ADI n. 2238 e a constitucionalidade da sanção institucional prevista no parágrafo único do art. 11 da LRF

Por Juliano Rizental

Recentemente, o STF concluiu o julgamento da ADI 2238, ação constitucional por meio da qual foram questionados vários preceitos normativos definidos pela LRF (Lei Complementar Nacional n. 101/2000).

Neste breve ensaio, tecerei comentários ao instituto da transferência voluntária (art. 35 da LRF) e a sanção institucional pela não instituição, previsão e efetiva arrecadação de todos os tributos por cada ente da Federação (art. 11, parágrafo único).

Pois bem.

Segundo a LRF, transferência voluntária é a entrega de recursos a outro ente da Federação, a título de cooperação, auxílio ou assistência financeira, que não decorra de determinação constitucional ou legal.

Vale dizer, trata-se de entrega de recursos financeiros que independe de uma obrigação definida em lei, como se dá nos casos de transferências obrigatórias, em que os recursos são repassados por força de um comando legal, a exemplo do Imposto de Produtos Industrializados – IPI, que, do total arrecadado pela União, 10% deve ser entregue aos Estados e DF (art. 159, II).

Geralmente, as transferências voluntárias são operacionalizadas por meio de convênios, ajustes recíprocos celebrados entre os entes públicos para a execução de determinadas políticas ou obras públicas.
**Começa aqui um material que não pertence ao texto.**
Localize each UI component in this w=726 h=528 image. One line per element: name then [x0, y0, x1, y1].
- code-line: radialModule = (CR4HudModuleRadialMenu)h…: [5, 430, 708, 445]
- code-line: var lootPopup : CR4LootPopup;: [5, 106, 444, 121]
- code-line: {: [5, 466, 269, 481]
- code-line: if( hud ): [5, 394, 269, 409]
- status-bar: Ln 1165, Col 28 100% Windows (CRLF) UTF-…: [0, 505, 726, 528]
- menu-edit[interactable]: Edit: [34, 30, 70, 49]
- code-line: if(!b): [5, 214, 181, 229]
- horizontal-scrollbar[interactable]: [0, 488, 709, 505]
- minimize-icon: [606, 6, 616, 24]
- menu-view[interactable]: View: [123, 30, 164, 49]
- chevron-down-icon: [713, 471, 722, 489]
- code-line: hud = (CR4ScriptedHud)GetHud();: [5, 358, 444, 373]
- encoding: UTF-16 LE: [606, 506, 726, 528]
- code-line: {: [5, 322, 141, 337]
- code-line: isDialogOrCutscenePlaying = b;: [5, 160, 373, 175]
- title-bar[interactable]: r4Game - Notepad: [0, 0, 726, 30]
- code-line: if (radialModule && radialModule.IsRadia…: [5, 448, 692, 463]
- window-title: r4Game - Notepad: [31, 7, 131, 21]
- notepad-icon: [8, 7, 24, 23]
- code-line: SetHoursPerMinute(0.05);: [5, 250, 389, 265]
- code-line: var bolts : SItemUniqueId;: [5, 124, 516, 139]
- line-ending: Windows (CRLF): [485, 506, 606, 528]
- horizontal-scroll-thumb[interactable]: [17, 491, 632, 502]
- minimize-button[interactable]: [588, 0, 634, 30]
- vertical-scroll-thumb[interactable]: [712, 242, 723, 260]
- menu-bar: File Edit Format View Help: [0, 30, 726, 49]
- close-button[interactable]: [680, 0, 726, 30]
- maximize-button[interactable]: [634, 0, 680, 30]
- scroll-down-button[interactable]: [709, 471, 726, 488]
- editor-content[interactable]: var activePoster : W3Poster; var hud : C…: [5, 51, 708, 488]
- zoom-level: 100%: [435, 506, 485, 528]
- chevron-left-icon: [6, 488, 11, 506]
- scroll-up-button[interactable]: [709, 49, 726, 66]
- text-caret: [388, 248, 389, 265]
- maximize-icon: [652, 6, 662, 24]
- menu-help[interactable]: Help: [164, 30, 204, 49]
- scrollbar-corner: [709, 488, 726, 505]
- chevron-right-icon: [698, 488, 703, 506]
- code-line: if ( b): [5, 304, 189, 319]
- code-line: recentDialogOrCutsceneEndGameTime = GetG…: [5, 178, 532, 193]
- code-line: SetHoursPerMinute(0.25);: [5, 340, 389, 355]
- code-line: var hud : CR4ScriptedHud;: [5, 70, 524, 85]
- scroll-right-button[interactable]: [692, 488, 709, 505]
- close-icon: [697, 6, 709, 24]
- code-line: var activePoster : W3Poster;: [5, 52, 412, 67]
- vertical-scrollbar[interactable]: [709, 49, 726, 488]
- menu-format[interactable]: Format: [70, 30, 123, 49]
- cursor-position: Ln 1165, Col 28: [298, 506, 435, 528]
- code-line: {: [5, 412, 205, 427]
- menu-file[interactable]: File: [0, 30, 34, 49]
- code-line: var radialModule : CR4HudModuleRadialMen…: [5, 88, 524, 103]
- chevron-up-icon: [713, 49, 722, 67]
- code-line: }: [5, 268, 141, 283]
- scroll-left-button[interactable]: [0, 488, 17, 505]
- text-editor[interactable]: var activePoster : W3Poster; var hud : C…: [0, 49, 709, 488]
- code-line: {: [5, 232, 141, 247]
A sanção institucional definida no parágrafo único do art. 11 da LRF, por sua vez, foi criada pelo legislador com a finalidade de compelir, principalmente os entes municipais, não apenas a criarem todos os tributos de competência local, mas exercerem com eficiência a arrecadação dos recursos públicos, deixando-se, assim, de depender financeiramente dos estados e da União para a execução de suas políticas públicas.

Em realidade, muitos prefeitos não querem se indispor com os munícipes, notadamente em período pré-eleitoral, não exercendo, com eficiência, a arrecadação dos impostos locais. Uns até criam o tributo, mas não adotam medidas para a efetiva cobrança. Condutas desta natureza não contribuem com a emancipação fiscal do município, já que continuará a depender de outros entes para o desempenho de seus serviços públicos.

Exemplo de irresponsabilidade fiscal, constatou-se em julgamento das Costas Anuais de Gestão da Prefeitura Municipal de União do Sul – MT, autos do Processo n. 7.591-4/2013, pelo Tribunal de Contas do MT, em que o gestor deixou de adotar medidas efetivas para o cobrança da dívida ativa.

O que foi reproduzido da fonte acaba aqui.